Figure 7. In CA1 pyramidal neurons, Two-pore channels are required for mGluR1-mediated membrane depolarization and mGluR1-dependent LTP.

(A) Representative average (5 traces) voltage recordings from CA1 neurons in hippocampal slice preparations from wild-type (WT), Tpc1^-/-, and Tpc2^-/- mice (n=6 mice each). Recordings were obtained upon pharmacological isolation of mGluR1 (50 μM AP5, 10 μM NBQX, 100 nM LY341495, 10 μM MPEP, 100 μM picrotoxin, and 2 μM CGP 55845) and electrical stimulation (4x, 20 Hz) of afferent fibres in stratum radiatum. Dashed red line indicates where membrane potentials were compared before and after stimulation. (B) Columns show mean ΔVM of CA1 pyramidal neurons before and after electrical stimulation described in (A). (C) A causal spike-time-dependent plasticity protocol was used to induce mGluR1-dependent LTP after a baseline of EPSPs were recorded for 5 min (indicated by marker at 0 min) in WT (n=4), Tpc1^-/- (n=5) and Tpc2^-/- (n=7) animals.

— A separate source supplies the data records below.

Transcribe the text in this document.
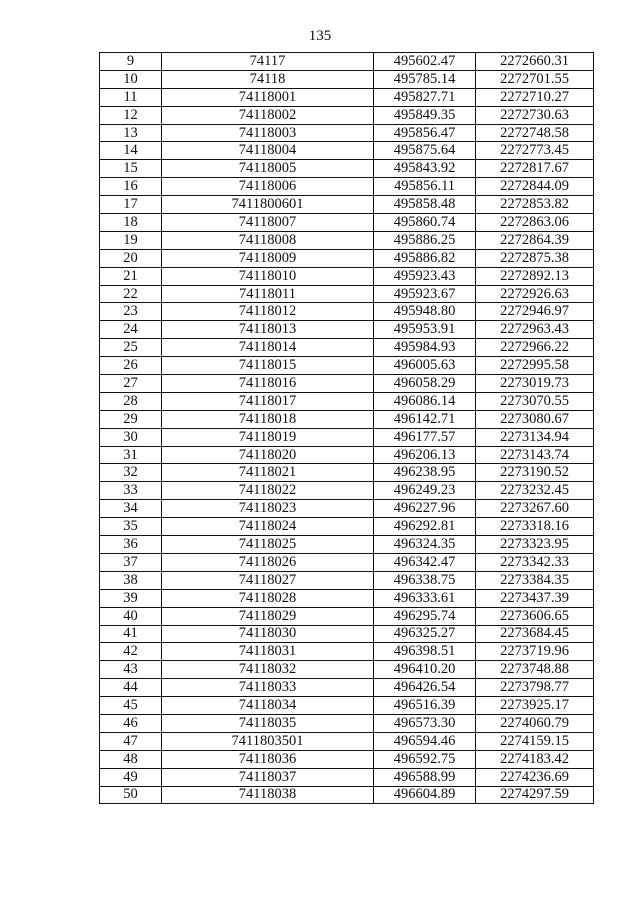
135
9	74117	495602.47	2272660.31
10	74118	495785.14	2272701.55
11	74118001	495827.71	2272710.27
12	74118002	495849.35	2272730.63
13	74118003	495856.47	2272748.58
14	74118004	495875.64	2272773.45
15	74118005	495843.92	2272817.67
16	74118006	495856.11	2272844.09
17	7411800601	495858.48	2272853.82
18	74118007	495860.74	2272863.06
19	74118008	495886.25	2272864.39
20	74118009	495886.82	2272875.38
21	74118010	495923.43	2272892.13
22	74118011	495923.67	2272926.63
23	74118012	495948.80	2272946.97
24	74118013	495953.91	2272963.43
25	74118014	495984.93	2272966.22
26	74118015	496005.63	2272995.58
27	74118016	496058.29	2273019.73
28	74118017	496086.14	2273070.55
29	74118018	496142.71	2273080.67
30	74118019	496177.57	2273134.94
31	74118020	496206.13	2273143.74
32	74118021	496238.95	2273190.52
33	74118022	496249.23	2273232.45
34	74118023	496227.96	2273267.60
35	74118024	496292.81	2273318.16
36	74118025	496324.35	2273323.95
37	74118026	496342.47	2273342.33
38	74118027	496338.75	2273384.35
39	74118028	496333.61	2273437.39
40	74118029	496295.74	2273606.65
41	74118030	496325.27	2273684.45
42	74118031	496398.51	2273719.96
43	74118032	496410.20	2273748.88
44	74118033	496426.54	2273798.77
45	74118034	496516.39	2273925.17
46	74118035	496573.30	2274060.79
47	7411803501	496594.46	2274159.15
48	74118036	496592.75	2274183.42
49	74118037	496588.99	2274236.69
50	74118038	496604.89	2274297.59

One casual presynaptic stimulation is paired with two backpropagating action potentials (100 Hz) at a 10 ms interval. (D) Mean change in synaptic strength at 25-30 min shown/described in (C), expressed as a % of the baseline (red dashed line). Data are means ± SEM, n = single cell. ** P < 0.01 and * P < 0.05 by Kruskal-Wallis and post hoc Dunn’s tests.